Thursday, November 19, 2009

She helps him reach NFL glory


Good mom Bullock reads to Quinton Aaron and Jae Head.

Michael Oher plays tackle for the Baltimore Ravens. If you happen to see a close-up of Oher on the sidelines, it might be difficult to distinguish him from the other behemoths who populate NFL lines. The dude is 6'5" tall and weighs 310 pounds. How exactly anyone can move these kinds of players off the line of scrimmage is beyond me, but that's a story for another day.

The story for today involves a movie called The Blind Side, which stars Sandra Bullock as the white mother who took the dispossessed Oher under wing and Quinton Aaron as Oher during his high school years.

If you've seen the trailer, you already have a pretty good idea about the movie: In other words, it's predictable in ways that are calculated to satisfy, and Oher's story does hold our interest. Oher managed to be admitted to a Memphis private school, mostly because the school's football coach (Ray McKinnon) hated to see his bulk go to waste.
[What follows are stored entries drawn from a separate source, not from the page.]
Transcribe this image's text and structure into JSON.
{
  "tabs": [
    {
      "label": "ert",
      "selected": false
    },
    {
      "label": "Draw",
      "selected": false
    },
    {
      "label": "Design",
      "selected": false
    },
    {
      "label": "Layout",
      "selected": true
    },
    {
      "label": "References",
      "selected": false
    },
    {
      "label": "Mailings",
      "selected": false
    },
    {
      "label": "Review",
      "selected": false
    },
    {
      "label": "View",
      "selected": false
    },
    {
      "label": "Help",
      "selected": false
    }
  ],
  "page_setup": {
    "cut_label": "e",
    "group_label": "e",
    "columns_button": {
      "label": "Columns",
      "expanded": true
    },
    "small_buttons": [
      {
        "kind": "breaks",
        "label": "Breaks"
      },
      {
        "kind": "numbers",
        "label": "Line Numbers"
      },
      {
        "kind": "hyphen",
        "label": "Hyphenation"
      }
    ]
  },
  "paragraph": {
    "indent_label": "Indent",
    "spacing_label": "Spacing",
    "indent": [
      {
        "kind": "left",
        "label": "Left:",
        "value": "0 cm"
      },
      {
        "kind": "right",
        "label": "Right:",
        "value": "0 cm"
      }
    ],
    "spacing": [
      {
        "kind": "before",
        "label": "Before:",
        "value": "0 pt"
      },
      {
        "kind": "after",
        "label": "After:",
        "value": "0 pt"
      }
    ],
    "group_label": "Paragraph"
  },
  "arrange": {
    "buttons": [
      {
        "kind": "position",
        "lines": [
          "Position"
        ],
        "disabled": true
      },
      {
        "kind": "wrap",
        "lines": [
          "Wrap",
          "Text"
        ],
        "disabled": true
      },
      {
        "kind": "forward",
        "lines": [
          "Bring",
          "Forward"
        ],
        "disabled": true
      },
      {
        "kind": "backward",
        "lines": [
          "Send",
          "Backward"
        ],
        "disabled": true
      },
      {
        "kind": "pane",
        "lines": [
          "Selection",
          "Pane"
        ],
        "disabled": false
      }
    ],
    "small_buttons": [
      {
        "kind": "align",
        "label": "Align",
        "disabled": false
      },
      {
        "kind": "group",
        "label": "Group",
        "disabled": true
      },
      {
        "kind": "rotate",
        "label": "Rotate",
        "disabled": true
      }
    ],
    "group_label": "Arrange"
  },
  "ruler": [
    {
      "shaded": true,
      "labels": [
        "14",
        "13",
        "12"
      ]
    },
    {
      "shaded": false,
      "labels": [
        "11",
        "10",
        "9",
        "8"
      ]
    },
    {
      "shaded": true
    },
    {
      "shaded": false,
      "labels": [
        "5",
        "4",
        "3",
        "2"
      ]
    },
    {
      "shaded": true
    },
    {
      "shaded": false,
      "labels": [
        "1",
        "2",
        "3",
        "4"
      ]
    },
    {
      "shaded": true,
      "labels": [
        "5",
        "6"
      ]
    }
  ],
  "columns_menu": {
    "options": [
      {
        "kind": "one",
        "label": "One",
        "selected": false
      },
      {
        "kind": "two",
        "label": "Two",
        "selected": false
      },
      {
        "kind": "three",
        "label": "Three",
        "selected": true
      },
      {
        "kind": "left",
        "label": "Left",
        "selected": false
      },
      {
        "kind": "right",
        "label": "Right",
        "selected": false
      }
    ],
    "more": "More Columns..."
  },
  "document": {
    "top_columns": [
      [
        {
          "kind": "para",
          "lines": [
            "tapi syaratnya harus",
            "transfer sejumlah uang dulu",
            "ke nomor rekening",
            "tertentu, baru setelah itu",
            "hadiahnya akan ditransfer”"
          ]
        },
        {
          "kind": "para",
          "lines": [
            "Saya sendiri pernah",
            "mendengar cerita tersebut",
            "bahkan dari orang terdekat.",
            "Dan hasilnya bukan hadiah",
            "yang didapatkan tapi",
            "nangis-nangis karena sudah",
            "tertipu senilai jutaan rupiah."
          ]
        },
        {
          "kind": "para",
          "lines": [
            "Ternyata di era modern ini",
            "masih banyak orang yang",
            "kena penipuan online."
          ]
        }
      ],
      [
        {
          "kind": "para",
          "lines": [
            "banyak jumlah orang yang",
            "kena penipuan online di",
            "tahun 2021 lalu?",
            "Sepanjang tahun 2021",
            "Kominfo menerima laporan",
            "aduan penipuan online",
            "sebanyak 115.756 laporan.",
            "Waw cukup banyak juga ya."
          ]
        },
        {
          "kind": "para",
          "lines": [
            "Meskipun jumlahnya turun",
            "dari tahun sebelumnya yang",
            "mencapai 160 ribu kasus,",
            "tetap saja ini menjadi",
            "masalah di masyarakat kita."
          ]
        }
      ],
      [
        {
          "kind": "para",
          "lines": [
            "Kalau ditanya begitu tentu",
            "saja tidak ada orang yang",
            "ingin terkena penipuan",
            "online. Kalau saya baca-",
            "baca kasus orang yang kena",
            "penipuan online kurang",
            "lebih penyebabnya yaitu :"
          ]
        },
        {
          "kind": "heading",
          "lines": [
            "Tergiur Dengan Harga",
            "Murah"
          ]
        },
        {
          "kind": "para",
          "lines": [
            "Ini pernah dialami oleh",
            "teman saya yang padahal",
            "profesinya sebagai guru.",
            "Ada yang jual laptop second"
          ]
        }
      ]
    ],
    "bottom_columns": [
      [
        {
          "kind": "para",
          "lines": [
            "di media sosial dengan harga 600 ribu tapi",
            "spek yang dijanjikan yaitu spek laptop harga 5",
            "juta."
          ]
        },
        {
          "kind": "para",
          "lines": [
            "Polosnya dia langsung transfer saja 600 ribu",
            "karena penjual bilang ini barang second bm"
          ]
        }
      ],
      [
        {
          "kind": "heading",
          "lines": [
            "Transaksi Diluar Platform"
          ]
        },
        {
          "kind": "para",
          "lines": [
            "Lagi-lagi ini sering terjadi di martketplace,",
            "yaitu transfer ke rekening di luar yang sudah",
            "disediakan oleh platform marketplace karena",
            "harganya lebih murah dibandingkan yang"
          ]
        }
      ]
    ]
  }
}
On the verge of homelessness, Oher attracted the attention of Bullock's Leigh Anne Tuohy, a no-nonsense woman who opened the family home to the kid everyone called "Big Mike."

The Tuohy family -- husband Sean (Tim McGraw), teen-age daughter Collins (Lily Collins) and younger brother SJ (Jae Head) -- all welcomed Michael. Eventually, the Tuohys adopted Michael and hired a tutor (Kathy Bates) to help boost his grade point average and make him scholarship eligible for college.

The movie also chronicles an NCAA investigation of Michael. Did Leigh Anne Tuohy push Michael toward Ole Miss, the school she and her husband attended? Did the Tuohys adopt Michael just to beef up Ole Miss' offensive line? Seems like a silly question, but it evidently was asked in real life.

In the movie version of the story -- based on The Blind Side: Evolution of a Game, a book by Michael Lewis -- Bullock transforms Michael from a gentle kid into a ferocious lineman. She arouses his protective instincts, telling him to imagine that the quarterback is like his brother and sister. He must do what's necessary to keep the QB from harm.

Perhaps to keep things real, Michael occasionally visits his old neighborhood. And there's an affecting scene in which Bullock -- all snap, crackle and southern pop -- visits Michael's mother (Adriane Lenox), a defeated woman whose life has been ruined by an addiction to crack cocaine.

In a way, the movie is less about Michael Oher -- who pretty much goes along with the program -- than it is about Leigh Ann Tuohy, which is not surprising since Bullock -- and the promise of wholesome entertainment -- constitutes the draw here. Aside from the wisecracking SJ, who offers comic relief, most of the Tuohy family gets short shrift.

Director John Lee Hancock hits all the right marks for a movie that's meant to keep audiences involved and happy, and, yes, The Blind Side easily could have been more challenging. For me, the words "crowd pleasing" aren't an inducement, so I'll just say that Blind Side will achieve its success without me doing any over-the-top cheerleading.

And one final question: I'm glad Oher found a way out of poverty, but who exactly reaches out to the young men who can't block and tackle? Where's their movie?